Multi-brand and multi-channel leaders actively adjust, increasing brand marketing expansion drags on short-term performance, and long-term growth of brand value. We believe that: 1) the company’s multi-brand and multi-channel development, different brands have different life cycles, and face different development issues., Sales performance has diverged.
It is expected that the six gods of the first echelon brand will grow steadily in the future, and the Herborist brand will continue to revitalize, and it is expected to gradually improve; the second echelon of Goff and Meijiajing are still under adjustment; the third echelon of Yuze caters to the current skin care concept and leverages e-commerceChannels and internet celebrity marketing are expected to continue to perform well. At the beginning of the year, Jiaan and Pianzaizhu helped maintain a rapid growth rate.
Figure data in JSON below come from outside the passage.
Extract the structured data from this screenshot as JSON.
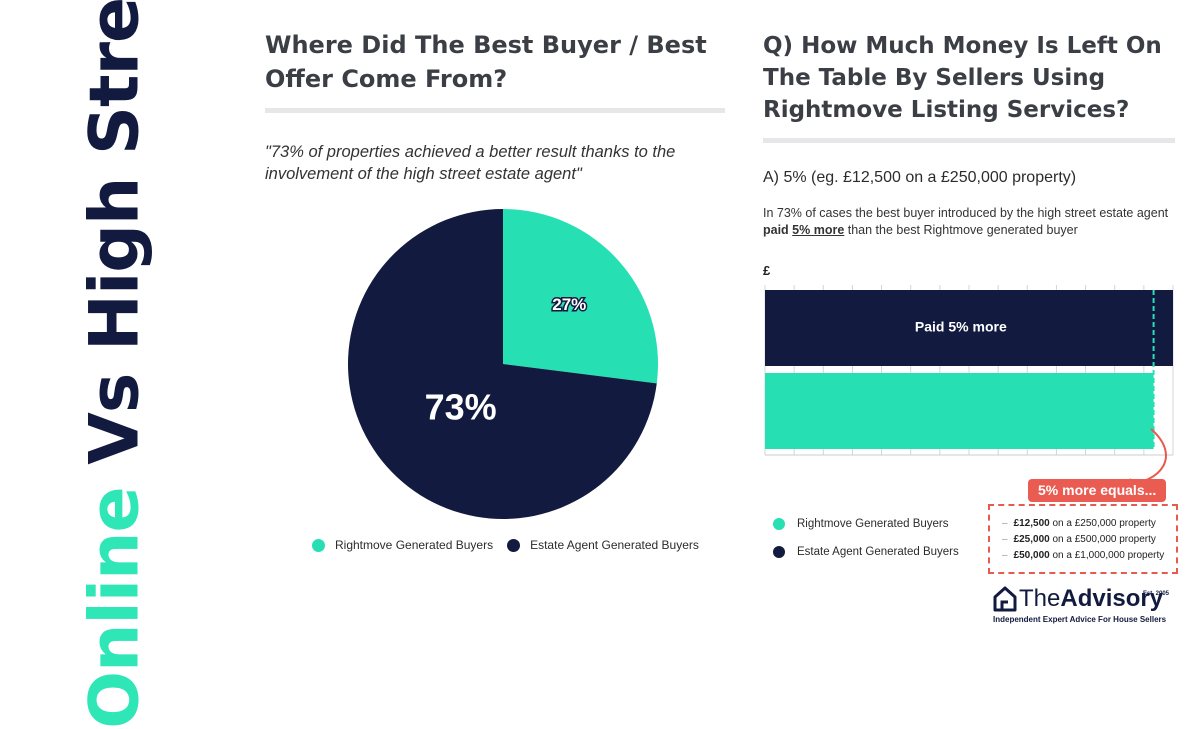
{
  "banner": {
    "word1": "Online",
    "word2": " Vs High Street"
  },
  "left": {
    "title": "Where Did The Best Buyer / Best Offer Come From?",
    "quote": "\"73% of properties achieved a better result thanks to the involvement of the high street estate agent\""
  },
  "right": {
    "title": "Q) How Much Money Is Left On The Table By Sellers Using Rightmove Listing Services?",
    "answer": "A) 5% (eg. £12,500 on a £250,000 property)",
    "desc_pre": "In 73% of cases the best buyer introduced by the high street estate agent ",
    "desc_paid": "paid ",
    "desc_ul": "5% more",
    "desc_post": " than the best Rightmove generated buyer",
    "callout": "5% more equals...",
    "equals": [
      {
        "amount": "£12,500",
        "text": " on a £250,000 property"
      },
      {
        "amount": "£25,000",
        "text": " on a £500,000 property"
      },
      {
        "amount": "£50,000",
        "text": " on a £1,000,000 property"
      }
    ]
  },
  "logo": {
    "name_a": "The",
    "name_b": "Advisory",
    "est": "Est. 2005",
    "tagline": "Independent Expert Advice For House Sellers"
  },
  "colors": {
    "rightmove": "#26e0b4",
    "agent": "#121b3f",
    "accent": "#ea5c52"
  },
  "chart_data": [
    {
      "type": "pie",
      "title": "Where Did The Best Buyer / Best Offer Come From?",
      "labels": [
        "Rightmove Generated Buyers",
        "Estate Agent Generated Buyers"
      ],
      "values": [
        27,
        73
      ],
      "data_labels": [
        "27%",
        "73%"
      ],
      "legend": "bottom"
    },
    {
      "type": "bar",
      "orientation": "horizontal",
      "ylabel": "£",
      "categories": [
        "Estate Agent Generated Buyers",
        "Rightmove Generated Buyers"
      ],
      "values": [
        105,
        100
      ],
      "data_labels": [
        "Paid 5% more",
        ""
      ],
      "grid": true,
      "legend": "bottom-left"
    }
  ]
}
2) In terms of gross profit margin, the operation of the new plant has entered a normal state and is not expected to drag on the cost side. However, due to the higher growth rate of emerging brands with reduced gross profit margin, the company’s future gross profit margin is expected to show a downward trend.
3) In terms of expense ratio, it is expected that the company will continue to expand its influencer marketing layout. There will still be pressure on the sales expense side, and it is expected that the sales expense ratio will gradually increase; the management expense ratio is expected to be generally flat.
4) The epidemic has brought pressure to the sales end and supply chain end. The company actively responded to the crisis and turned it into an opportunity to promote epidemic-related products, increase epidemic-related marketing and offline promotional activities, and reduce short-term fluctuations caused by the epidemic.Little impact on preliminary revenue.
At present, domestic domestic cosmetics companies mostly contribute to single-brand companies or a single main brand. The company is the first-class first-tier company with multi-brand and multi-channel development over comprehensive cosmetics leading companies.Short-term marketing growth has weighed on overall performance, but it has initially straightened out the revitalization model and increased brand value in the long run.
Taking into account the short-term adjustments, epidemic conditions and the implementation of new accounting standards, etc., reduce 2020?
EPS in 2021 and the EPS in 2022 increase to 0.
14 yuan, corresponding to 32 times the 20-year PE, the upper limit of the estimated level, maintaining the “Buy” rating.
Risk warning: weak terminal consumption; Herborist’s marketing effect is less than expected; increased competition for imported products.